Prime Minister Alexis Tsipras and New Democracy leader Kyriakos Mitsotakis will cross swords on Monday in Parliament in what is being billed as a grand showdown over the transparency of the controversial arms deal with Saudi Arabia, and the role played by Defense Minister Panos Kammenos.
With damning revelations about the deal stacking up, reports said that New Democracy may even ask for the formation of a special court to investigate Kammenos.

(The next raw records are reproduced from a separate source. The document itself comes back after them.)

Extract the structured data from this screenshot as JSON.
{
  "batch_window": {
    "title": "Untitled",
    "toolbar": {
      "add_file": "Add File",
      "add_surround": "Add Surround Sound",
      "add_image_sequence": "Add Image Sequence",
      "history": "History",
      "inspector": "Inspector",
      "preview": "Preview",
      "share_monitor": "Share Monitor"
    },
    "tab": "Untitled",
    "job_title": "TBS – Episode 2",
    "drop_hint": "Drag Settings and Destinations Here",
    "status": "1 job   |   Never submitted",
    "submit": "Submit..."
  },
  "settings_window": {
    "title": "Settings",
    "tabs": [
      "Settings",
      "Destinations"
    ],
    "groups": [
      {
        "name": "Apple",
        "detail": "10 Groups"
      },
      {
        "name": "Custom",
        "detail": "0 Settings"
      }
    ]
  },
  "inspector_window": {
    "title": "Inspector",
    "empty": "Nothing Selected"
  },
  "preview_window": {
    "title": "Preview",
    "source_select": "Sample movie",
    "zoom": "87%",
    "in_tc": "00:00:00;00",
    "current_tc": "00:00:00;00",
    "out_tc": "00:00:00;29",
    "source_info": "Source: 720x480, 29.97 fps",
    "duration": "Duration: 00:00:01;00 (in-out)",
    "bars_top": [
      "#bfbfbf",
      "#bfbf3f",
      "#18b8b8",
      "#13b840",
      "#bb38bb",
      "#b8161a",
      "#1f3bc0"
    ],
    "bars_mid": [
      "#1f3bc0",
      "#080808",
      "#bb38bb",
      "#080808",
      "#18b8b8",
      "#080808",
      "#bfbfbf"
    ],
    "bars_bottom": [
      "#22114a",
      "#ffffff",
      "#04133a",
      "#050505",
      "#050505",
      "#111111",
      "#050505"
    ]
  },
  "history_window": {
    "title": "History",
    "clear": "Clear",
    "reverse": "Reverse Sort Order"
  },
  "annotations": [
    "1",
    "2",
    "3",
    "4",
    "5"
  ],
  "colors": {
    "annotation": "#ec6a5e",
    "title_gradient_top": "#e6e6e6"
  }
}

The leftist-led coalition government is reportedly ruffled by the ongoing public debate about the affair – dubbed the “Kammenos scandal” by the opposition – as it could overshadow the effort to plug its “success story” narrative, stemming from the recent announcement by Tsipras to distribute a handout to low income earners.
Moreover, the headline status given in the media to growing evidence suggesting that the deal lacked transparency is threatening to undermine the government’s efforts to link New Democracy to the Paradise Papers and thus put it on the back foot.
Moreover, the “Kammenos scandal” could also see the ruling leftist SYRIZA party lose the moral high ground it has always thought it enjoyed.
Thirdly, and perhaps more importantly, the issue could also pose a threat to the government’s very existence as Kammenos is not only the defense minister but also the leader of the junior coalition partner, the Independent Greeks (ANEL) party.
Among the accusations against Kammenos is that he unlawfully used a broker to strike the deal to sell bombs and missiles to Saudi Arabia.
According to the law, arms deals are conducted between states and not through individual brokers. Kammenos denied the charge, saying that the broker in question, Vasilis Papadopoulos, was acting on behalf of the Saudis.
However, Saudi authorities denied knowledge of Papadopoulos to the Greek consulate there.
Meanwhile, Kathimerini understands that Papadopoulos was aiming to form a partnership with the Hellenic Defense Systems (EAS) company to produce bombs that would be purchased by Saudi Arabia.
According to company correspondence seen by Kathimerini, EAS had received visits and letters from Papadopoulos inquiring about using areas in Lavrio on the eastern coast of Attica to produce the bombs.